25 de junio de 2026
Ficha en la web:
Retomamos el rosario de despedidas, que esta temporada serán muchas, recordando la figura de Lucas Pérez en su breve pero acertada (a este Cádiz, cualquier aportación por poca que fuera, era agua de mayo) segunda etapa como amarillo.
A sus 37 años, y llevando prácticamente un año y medio inactivo tras ascender con el Deportivo a Segunda, y su fugaz paso por el PSV) es la solución de urgencia que busca la directiva cuando ya entrados nada menos que en abril, ésta por fin se entera de que el equipo se le va a 1RFEF y decide utilizar, ahora sí, la ficha libre que tenía desde hacía meses.
Con esa falta de forma física, el delantero gallego poco o nada puede aportar, aunque hay dos momentos claves del coruñés, que en la situación que está el club amarillo, al que le falta de todo, son dos regalos del cielo.
La primera es ser quien elige al entrenador que ha de sustituir a Sergio González.

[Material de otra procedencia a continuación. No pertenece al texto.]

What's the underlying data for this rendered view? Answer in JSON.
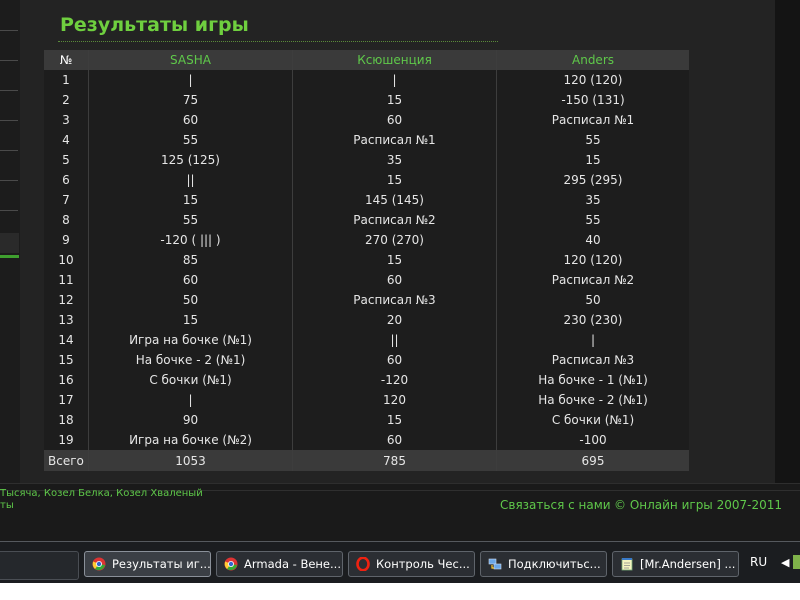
{
  "page": {
    "title": "Результаты игры"
  },
  "table": {
    "headers": [
      "№",
      "SASHA",
      "Ксюшенция",
      "Anders"
    ],
    "rows": [
      [
        "1",
        "|",
        "|",
        "120 (120)"
      ],
      [
        "2",
        "75",
        "15",
        "-150 (131)"
      ],
      [
        "3",
        "60",
        "60",
        "Расписал №1"
      ],
      [
        "4",
        "55",
        "Расписал №1",
        "55"
      ],
      [
        "5",
        "125 (125)",
        "35",
        "15"
      ],
      [
        "6",
        "||",
        "15",
        "295 (295)"
      ],
      [
        "7",
        "15",
        "145 (145)",
        "35"
      ],
      [
        "8",
        "55",
        "Расписал №2",
        "55"
      ],
      [
        "9",
        "-120 ( ||| )",
        "270 (270)",
        "40"
      ],
      [
        "10",
        "85",
        "15",
        "120 (120)"
      ],
      [
        "11",
        "60",
        "60",
        "Расписал №2"
      ],
      [
        "12",
        "50",
        "Расписал №3",
        "50"
      ],
      [
        "13",
        "15",
        "20",
        "230 (230)"
      ],
      [
        "14",
        "Игра на бочке (№1)",
        "||",
        "|"
      ],
      [
        "15",
        "На бочке - 2 (№1)",
        "60",
        "Расписал №3"
      ],
      [
        "16",
        "С бочки (№1)",
        "-120",
        "На бочке - 1 (№1)"
      ],
      [
        "17",
        "|",
        "120",
        "На бочке - 2 (№1)"
      ],
      [
        "18",
        "90",
        "15",
        "С бочки (№1)"
      ],
      [
        "19",
        "Игра на бочке (№2)",
        "60",
        "-100"
      ]
    ],
    "total": {
      "label": "Всего",
      "values": [
        "1053",
        "785",
        "695"
      ]
    }
  },
  "footer": {
    "games_line1": "Тысяча, Козел Белка, Козел Хваленый",
    "games_line2": "ты",
    "contact": "Связаться с нами",
    "copyright": "© Онлайн игры 2007-2011"
  },
  "taskbar": {
    "tasks": [
      {
        "label": "Результаты иг...",
        "icon": "chrome-icon",
        "active": true
      },
      {
        "label": "Armada - Вене...",
        "icon": "chrome-icon",
        "active": false
      },
      {
        "label": "Контроль Чес...",
        "icon": "opera-icon",
        "active": false
      },
      {
        "label": "Подключитьс...",
        "icon": "network-icon",
        "active": false
      },
      {
        "label": "[Mr.Andersen] ...",
        "icon": "notepad-icon",
        "active": false
      }
    ],
    "language": "RU",
    "tray_arrow": "◀"
  },
  "colors": {
    "accent": "#6fcf3f",
    "player": "#5fc84a",
    "background": "#232323"
  }
}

Sí, en un club desnortado completamente, en el que los jugadores han obligado al presidente a servirles la cabeza del catalán, es Lucas Pérez quien le dice al oído a Vizcaíno a quien se tiene que traer para salvar la crítica situación en la que se encuentra: Imanol Idiakez, a quien el punta conoce a la perfección de su citado ascenso en Riazor.

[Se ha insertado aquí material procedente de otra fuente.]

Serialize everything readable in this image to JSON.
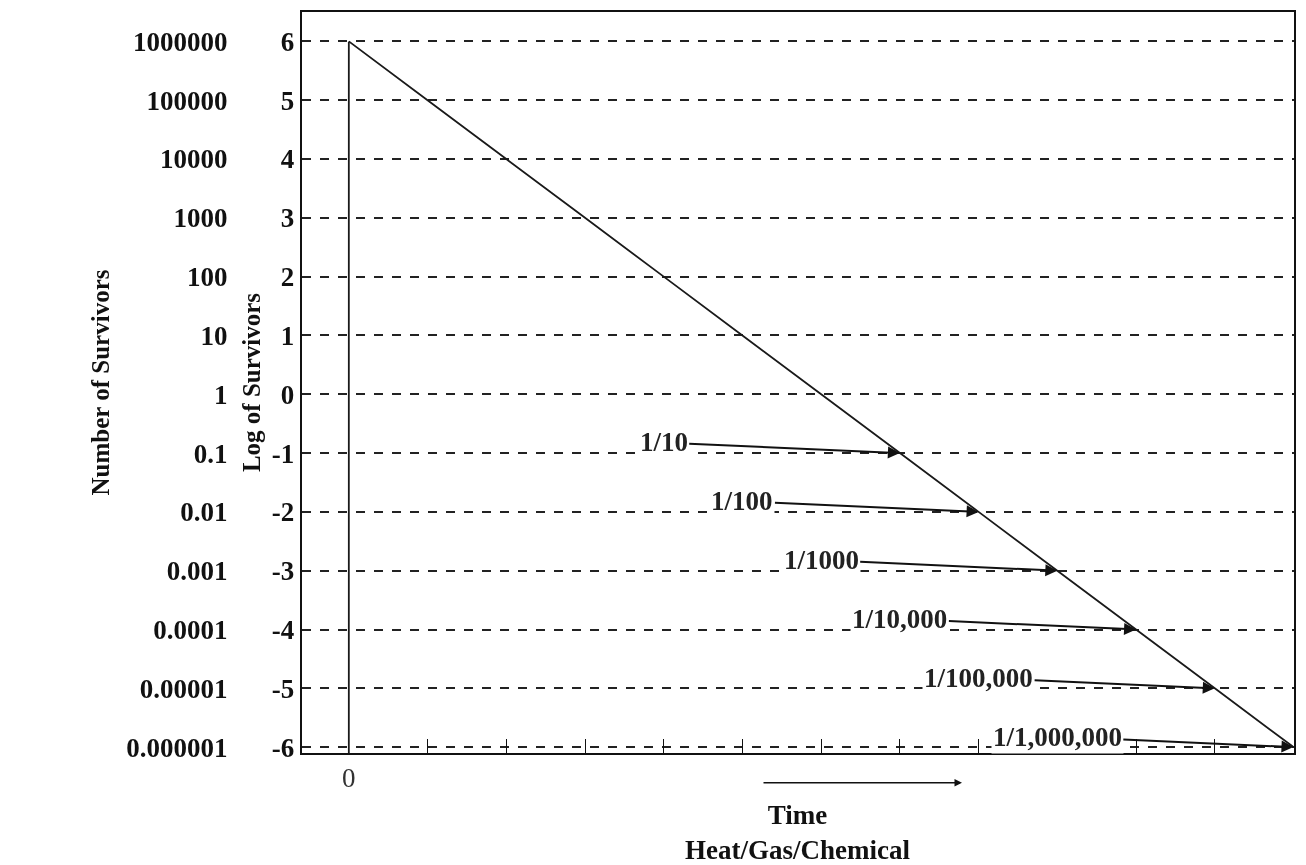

La segunda aportación es el tanto (marcado mucho más por listo que por calidad, que también la tiene) que abre la lata en la final en casa contra el Leganés, y que encarrilaba la victoria que habría de certificar la permanencia y cerrar una campaña agónica. Sería su única diana en esta segunda etapa.
Los dos últimos servicios de un jugador que dio al Cádiz mucho más de lo que seguramente nadie hubiera esperado de él (por la edad que tenía cuando recaló aquí). El jugador se despedía (ahora sí, para siempre) mostrando el evidente cariño que tiene a la ciudad, club y afición.